WhatsApp understand that the best strategy is to just dive right in. Don’t wait. Don’t over think, and when you hit a wall, take a break or move into a new environment. To overcome schlep blindness, write your fears down and bounce ideas around with the team. Ideas usually go through a series of stages from “that’s a bad idea” to “that’s a good idea” and then finally “that’s my idea”. Ideas can be obvious but hard, easy, and overcrowded, or not obvious but hard. Be open to hidden insights: prototype ideas quickly until they make sense and remember most good ideas start as bad ideas.

2. Be A Failure Pioneer.

Koum and Acton are no strangers to failure and rejection. They are self-confessed failure pioneers. In the summer of 2009, Acton was looking for a job. For more than eleven years, the Stanford computer science graduate had been working at Yahoo, the social networking business, in various engineering roles. He used Twitter to share his news.

7:06 PM, 20 MAY 2009

Networking with recruiters, venture capitalists, playing ultimate Frisbee.

8:39 PM, 23 May 2009

Got denied by Twitter HQ. That’s OK. Would have been a long commute.

8:14 PM, 3 Aug 2009

Facebook turned me down. It was a great opportunity to connect with some fantastic people. Looking forward to life’s next adventure.

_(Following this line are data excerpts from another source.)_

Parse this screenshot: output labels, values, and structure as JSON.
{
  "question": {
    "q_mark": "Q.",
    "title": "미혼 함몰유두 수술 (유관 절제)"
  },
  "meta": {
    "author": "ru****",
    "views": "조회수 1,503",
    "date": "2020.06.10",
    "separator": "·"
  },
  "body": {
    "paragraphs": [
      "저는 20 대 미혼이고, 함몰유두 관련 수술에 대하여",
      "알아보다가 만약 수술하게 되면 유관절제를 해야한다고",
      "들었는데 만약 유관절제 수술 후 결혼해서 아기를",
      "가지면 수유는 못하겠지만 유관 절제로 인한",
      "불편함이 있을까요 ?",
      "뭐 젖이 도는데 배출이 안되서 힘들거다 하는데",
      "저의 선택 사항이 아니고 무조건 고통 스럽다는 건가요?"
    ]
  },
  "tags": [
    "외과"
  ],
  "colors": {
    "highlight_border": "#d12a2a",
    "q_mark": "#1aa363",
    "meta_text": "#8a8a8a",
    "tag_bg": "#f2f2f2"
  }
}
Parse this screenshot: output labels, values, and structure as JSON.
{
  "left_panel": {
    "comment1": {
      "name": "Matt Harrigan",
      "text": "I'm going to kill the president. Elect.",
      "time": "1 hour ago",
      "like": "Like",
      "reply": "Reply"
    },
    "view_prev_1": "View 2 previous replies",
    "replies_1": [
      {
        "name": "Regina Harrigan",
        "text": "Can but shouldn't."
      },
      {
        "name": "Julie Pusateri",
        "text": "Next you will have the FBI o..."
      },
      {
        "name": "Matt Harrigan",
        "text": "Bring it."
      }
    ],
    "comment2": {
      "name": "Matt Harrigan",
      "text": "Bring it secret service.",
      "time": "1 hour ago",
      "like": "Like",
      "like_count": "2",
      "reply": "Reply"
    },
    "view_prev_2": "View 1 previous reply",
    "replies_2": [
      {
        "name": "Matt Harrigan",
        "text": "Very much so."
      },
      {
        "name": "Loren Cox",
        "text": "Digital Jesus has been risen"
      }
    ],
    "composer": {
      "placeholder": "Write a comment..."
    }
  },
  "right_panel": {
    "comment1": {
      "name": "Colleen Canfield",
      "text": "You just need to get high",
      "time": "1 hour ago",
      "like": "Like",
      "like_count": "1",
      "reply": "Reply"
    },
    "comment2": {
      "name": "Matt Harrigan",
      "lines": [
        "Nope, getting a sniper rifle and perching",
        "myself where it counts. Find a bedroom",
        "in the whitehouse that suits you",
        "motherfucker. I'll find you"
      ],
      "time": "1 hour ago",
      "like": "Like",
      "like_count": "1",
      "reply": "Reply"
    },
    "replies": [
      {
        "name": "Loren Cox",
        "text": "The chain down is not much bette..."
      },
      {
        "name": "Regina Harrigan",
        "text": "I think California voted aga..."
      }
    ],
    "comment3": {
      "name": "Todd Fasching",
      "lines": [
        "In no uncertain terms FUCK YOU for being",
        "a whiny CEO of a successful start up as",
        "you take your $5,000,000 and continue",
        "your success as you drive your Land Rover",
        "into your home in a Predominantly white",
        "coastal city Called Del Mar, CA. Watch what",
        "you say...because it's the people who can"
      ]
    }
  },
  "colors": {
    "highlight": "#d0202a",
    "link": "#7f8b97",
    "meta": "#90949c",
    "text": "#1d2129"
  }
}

Whatever you choose to believe, life is anything but predictable. Just five years later, in a miraculous twist of fate, Facebook Inc. bought WhatsApp for $19 billion. Their story is a model for overcoming obstacles, fighting for what you believe in, and not giving up.

3. Make Your Own Luck.

Luck is a skill that can be developed. It’s about a flexibility of mind and a willingness to listen to your heart and trust your gut. Take advantage of chance occurrences, break the weekly routine, and once in a while have the courage to let go. The world is full of opportunity if you’re prepared to embrace it. What boxes are you limiting yourself to? Are you stuck in a holding pattern, drifting and at best not listening, not believing, and not leading either yourself or others? WhatsApp’s remarkable journey is a hallmark of will power (determination) and way power (direction). They were the unluckiest entrepreneurs before karma came back in the form of WhatsApp.

Summary.

A lot of failure starts with naivety but so does a lot of success.